I recently returned from a short escape to Wyoming and the Grand Teton National Park. This was a reunion trip for myself and my sister. We had visited over 20 years ago on a family vacation with my parents.
My Father passed away not so very long after that trip. I was not prepared for the memories and the feeling that he was somehow there. I felt his presence. Even more difficult was the distinct impression that by leaving, I was somehow losing him again. Life, with all of it’s uncertainty, made me feel like I would never see that beautiful place again.
In all the busyness of my return to the chaos of family life, I wondered why I have a tendency to feel this way. I have spent too many years worrying about what others think. Quietly wondering why others seem to exude confidence I can fake, yet not feel.
Part of the answer is found in the wonder of nature.

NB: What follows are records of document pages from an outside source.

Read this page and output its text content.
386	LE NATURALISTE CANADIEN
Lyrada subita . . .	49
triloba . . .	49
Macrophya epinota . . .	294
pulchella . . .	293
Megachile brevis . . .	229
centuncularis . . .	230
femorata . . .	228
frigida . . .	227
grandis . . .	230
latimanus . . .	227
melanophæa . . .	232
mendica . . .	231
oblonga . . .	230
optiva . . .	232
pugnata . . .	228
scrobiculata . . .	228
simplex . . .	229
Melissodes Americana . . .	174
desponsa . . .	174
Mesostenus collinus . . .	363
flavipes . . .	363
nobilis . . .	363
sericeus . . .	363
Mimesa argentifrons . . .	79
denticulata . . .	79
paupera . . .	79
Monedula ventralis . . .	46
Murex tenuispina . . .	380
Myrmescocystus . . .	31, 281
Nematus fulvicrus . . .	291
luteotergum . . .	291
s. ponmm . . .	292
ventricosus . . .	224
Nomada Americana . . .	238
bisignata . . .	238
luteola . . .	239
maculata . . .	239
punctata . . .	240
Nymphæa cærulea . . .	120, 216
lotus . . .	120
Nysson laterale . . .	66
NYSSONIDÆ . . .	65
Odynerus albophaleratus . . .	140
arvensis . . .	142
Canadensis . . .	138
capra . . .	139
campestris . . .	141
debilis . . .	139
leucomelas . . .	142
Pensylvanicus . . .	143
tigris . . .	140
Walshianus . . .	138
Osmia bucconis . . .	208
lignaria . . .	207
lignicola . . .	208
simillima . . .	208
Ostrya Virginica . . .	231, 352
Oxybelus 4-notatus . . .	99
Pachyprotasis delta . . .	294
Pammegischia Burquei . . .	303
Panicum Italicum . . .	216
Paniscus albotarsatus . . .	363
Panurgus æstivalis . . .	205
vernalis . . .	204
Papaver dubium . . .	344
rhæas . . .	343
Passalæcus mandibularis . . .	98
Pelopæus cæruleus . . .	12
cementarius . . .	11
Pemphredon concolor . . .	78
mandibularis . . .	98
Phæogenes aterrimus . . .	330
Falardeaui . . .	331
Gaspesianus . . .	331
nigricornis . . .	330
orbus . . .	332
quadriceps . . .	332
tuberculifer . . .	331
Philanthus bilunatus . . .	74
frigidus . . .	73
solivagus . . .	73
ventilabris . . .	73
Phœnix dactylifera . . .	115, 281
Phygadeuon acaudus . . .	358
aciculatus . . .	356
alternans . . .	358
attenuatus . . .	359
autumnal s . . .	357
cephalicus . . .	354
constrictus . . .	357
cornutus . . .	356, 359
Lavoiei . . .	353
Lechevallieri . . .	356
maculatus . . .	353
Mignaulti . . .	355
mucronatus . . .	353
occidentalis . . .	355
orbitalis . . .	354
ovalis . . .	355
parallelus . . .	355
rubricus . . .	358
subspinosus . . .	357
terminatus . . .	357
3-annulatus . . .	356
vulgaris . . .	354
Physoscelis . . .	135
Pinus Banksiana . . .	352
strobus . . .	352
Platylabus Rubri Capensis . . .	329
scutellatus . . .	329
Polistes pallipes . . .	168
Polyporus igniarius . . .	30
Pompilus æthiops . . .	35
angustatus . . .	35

Those quiet moments of awe that anything can be so perfect and beautiful – while surviving the wearing down of time.

The perfection is held in the flaws. The imperfect beauty that we witness, because we didn’t see these places hundreds or thousands of years ago. We only know what is in existence now, after the tumultuous events that shaped this place.
That is what my whole being has been trying to process. All of the events (both amazing and horrifying) in my life, have shaped the person I am today. Not many have been around long enough to see the development of my character.

I am the product of genetics, family, friends, and events. Only now have I begun to witness the beauty of who I am. It may not be everyone’s definition of charm, but acceptance of who I am will allow me to finally express myself.
So, I continue in my journey, and write to those who will listen.